The Footage the NFL Won't Show You

Despite Its TV Ubiquity, the League Won't Share "All-22" Footage; Second-Guessing the Coach

By REED ALBERGOTTI
WSJ

Every play during an NFL game is filmed from multiple angles in high definition. There are cameras hovering over the field, cameras lashed to the goalposts and cameras pointed at the coaches, who have to cover their mouths to call plays.

But for all the footage available, and despite the $4 billion or so the NFL makes every year by selling its broadcast rights, there's some footage the league keeps hidden.

Every play during an NFL game is filmed from multiple angles in high definition.
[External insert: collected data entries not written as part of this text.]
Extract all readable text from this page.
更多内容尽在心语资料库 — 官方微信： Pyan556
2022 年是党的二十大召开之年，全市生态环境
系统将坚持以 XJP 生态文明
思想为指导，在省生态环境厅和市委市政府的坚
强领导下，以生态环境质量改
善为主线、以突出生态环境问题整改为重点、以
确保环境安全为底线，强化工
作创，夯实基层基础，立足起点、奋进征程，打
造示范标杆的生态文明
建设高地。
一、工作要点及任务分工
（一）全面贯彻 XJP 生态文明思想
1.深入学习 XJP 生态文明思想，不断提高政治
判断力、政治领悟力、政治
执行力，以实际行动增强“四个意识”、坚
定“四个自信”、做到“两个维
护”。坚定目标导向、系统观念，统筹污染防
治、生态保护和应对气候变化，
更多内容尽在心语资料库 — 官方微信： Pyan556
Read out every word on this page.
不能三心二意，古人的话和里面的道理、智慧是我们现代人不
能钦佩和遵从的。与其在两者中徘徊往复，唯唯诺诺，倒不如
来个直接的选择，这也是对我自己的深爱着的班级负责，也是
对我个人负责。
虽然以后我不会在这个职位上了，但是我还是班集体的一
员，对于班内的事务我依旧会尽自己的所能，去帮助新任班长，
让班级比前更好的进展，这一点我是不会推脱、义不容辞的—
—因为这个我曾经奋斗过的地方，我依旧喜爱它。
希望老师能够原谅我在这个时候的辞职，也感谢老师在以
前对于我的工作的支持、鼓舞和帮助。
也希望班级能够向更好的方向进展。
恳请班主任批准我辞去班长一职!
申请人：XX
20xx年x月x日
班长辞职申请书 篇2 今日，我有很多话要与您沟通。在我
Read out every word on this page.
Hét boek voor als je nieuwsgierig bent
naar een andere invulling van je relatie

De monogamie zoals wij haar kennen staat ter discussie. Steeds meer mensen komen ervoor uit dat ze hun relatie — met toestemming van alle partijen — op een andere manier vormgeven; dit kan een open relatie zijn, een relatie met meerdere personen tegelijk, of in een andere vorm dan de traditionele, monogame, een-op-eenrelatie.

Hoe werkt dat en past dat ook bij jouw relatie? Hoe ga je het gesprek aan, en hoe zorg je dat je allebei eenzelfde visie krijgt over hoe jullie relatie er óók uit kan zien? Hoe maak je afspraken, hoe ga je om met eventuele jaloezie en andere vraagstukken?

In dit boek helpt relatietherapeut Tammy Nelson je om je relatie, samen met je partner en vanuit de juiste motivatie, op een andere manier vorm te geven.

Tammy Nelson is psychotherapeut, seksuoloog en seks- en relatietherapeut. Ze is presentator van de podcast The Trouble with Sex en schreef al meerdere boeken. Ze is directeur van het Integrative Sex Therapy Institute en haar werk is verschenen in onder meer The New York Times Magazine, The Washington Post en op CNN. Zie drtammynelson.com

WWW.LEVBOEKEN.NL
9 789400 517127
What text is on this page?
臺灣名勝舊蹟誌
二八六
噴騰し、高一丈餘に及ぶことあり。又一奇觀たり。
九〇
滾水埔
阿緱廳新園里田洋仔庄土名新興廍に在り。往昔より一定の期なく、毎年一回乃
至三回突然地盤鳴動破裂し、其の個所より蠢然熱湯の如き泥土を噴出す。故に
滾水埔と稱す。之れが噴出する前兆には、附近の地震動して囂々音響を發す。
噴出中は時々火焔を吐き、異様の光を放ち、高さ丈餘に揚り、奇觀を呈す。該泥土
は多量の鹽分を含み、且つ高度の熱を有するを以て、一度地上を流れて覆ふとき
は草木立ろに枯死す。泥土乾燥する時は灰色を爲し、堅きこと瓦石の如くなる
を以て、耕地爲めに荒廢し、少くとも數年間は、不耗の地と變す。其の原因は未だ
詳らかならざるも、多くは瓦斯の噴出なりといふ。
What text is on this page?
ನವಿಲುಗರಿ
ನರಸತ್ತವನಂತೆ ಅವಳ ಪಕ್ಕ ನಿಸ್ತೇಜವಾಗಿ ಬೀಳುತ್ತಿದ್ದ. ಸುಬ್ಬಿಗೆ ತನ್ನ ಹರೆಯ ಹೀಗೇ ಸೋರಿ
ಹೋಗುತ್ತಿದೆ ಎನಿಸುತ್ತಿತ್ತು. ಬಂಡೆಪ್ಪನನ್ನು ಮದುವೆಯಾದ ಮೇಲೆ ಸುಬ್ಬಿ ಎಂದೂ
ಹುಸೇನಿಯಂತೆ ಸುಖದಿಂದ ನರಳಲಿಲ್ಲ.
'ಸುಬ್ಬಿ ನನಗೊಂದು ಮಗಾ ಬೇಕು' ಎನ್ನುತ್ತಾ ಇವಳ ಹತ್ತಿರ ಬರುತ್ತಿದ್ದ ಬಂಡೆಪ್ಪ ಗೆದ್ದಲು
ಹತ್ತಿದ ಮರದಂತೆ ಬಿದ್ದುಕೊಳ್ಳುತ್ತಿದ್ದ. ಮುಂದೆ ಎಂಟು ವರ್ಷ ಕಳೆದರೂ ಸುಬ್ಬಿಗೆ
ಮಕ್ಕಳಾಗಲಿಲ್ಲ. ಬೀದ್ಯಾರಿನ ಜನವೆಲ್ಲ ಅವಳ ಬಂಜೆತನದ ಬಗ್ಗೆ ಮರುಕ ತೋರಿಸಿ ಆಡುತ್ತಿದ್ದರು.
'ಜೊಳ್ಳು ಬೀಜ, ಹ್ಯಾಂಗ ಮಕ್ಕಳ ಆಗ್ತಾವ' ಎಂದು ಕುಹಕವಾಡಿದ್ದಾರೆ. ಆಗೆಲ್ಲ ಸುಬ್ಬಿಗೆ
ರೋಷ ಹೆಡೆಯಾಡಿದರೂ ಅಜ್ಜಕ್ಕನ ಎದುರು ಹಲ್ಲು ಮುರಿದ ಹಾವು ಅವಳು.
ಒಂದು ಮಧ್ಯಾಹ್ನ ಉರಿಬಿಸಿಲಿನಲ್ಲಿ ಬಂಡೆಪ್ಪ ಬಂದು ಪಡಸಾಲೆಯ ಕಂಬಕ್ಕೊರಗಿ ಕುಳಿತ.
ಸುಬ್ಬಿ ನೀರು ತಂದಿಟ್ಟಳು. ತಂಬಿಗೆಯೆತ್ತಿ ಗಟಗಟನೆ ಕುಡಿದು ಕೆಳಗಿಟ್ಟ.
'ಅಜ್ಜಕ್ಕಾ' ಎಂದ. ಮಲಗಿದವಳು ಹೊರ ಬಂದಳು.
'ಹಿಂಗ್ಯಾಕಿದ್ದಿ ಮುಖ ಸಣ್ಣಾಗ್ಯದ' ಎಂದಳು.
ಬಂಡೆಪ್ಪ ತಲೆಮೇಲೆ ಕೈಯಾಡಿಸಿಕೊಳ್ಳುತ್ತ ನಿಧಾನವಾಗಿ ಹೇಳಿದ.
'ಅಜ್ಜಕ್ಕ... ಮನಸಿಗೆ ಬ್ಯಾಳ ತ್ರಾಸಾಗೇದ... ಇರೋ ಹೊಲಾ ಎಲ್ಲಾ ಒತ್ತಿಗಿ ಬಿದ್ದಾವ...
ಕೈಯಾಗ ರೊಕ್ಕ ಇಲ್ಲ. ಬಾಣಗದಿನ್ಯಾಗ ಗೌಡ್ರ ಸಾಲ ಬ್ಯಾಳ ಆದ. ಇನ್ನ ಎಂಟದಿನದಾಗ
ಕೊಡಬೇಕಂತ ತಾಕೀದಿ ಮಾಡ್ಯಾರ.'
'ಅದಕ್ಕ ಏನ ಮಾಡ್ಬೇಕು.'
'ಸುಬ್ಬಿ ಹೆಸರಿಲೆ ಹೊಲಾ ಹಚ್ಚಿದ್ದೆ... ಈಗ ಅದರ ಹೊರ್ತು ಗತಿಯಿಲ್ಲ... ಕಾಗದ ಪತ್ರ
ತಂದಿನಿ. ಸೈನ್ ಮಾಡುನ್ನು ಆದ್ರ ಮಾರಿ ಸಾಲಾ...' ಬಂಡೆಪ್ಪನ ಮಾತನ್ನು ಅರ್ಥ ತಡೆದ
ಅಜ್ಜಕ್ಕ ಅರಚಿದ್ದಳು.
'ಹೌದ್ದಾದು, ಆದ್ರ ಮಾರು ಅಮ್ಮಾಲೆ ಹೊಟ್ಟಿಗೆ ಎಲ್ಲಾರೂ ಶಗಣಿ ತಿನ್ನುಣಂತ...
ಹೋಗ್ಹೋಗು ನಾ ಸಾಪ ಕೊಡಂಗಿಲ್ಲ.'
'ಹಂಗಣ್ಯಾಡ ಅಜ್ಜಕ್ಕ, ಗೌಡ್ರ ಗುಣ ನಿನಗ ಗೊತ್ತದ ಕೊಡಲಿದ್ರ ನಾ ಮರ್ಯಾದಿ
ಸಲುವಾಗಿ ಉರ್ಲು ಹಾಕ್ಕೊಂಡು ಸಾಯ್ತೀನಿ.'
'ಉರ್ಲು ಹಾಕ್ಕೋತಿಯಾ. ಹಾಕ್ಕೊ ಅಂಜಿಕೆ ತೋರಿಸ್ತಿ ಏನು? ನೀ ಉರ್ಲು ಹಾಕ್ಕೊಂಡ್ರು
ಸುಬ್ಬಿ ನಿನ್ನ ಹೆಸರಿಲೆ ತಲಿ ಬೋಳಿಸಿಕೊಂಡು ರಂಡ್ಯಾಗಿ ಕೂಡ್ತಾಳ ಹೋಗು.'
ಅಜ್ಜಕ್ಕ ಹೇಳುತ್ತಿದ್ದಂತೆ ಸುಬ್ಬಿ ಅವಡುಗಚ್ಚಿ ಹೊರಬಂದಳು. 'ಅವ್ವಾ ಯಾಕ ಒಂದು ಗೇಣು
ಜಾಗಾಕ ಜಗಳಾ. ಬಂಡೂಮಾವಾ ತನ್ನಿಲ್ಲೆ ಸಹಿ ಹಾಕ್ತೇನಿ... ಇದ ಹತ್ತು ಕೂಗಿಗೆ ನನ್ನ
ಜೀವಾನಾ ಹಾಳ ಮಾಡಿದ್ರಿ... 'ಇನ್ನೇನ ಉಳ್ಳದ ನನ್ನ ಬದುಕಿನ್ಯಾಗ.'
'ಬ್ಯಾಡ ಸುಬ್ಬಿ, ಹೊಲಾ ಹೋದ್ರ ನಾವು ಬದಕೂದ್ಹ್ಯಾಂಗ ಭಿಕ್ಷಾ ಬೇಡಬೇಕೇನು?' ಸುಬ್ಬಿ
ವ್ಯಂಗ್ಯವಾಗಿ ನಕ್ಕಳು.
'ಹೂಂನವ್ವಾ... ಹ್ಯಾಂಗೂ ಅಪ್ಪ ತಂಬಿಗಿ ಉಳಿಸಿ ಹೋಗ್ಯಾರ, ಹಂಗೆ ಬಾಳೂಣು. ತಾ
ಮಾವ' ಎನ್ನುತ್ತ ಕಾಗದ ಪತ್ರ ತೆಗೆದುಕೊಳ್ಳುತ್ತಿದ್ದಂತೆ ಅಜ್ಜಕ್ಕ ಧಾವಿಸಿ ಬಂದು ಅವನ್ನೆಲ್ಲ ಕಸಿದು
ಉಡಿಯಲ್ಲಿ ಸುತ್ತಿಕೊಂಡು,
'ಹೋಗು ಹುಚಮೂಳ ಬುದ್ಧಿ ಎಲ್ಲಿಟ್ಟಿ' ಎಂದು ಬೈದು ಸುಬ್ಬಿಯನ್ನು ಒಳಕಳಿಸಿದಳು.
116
But there's some footage the league keeps hidden as Reed Albergotti explains on Lunch Break.

If you ask the league to see the footage that was taken from on high to show the entire field and what all 22 players did on every play, the response will be emphatic. "NO ONE gets that," NFL spokesman Brian McCarthy wrote in an email. This footage, added fellow league spokesman Greg Aiello, "is regarded at this point as proprietary NFL coaching information."

For decades, NFL TV broadcasts have relied most heavily on one view: the shot from a sideline camera that follows the progress of the ball. Anyone who wants to analyze the game, however, prefers to see the pulled-back camera angle known as the "All 22."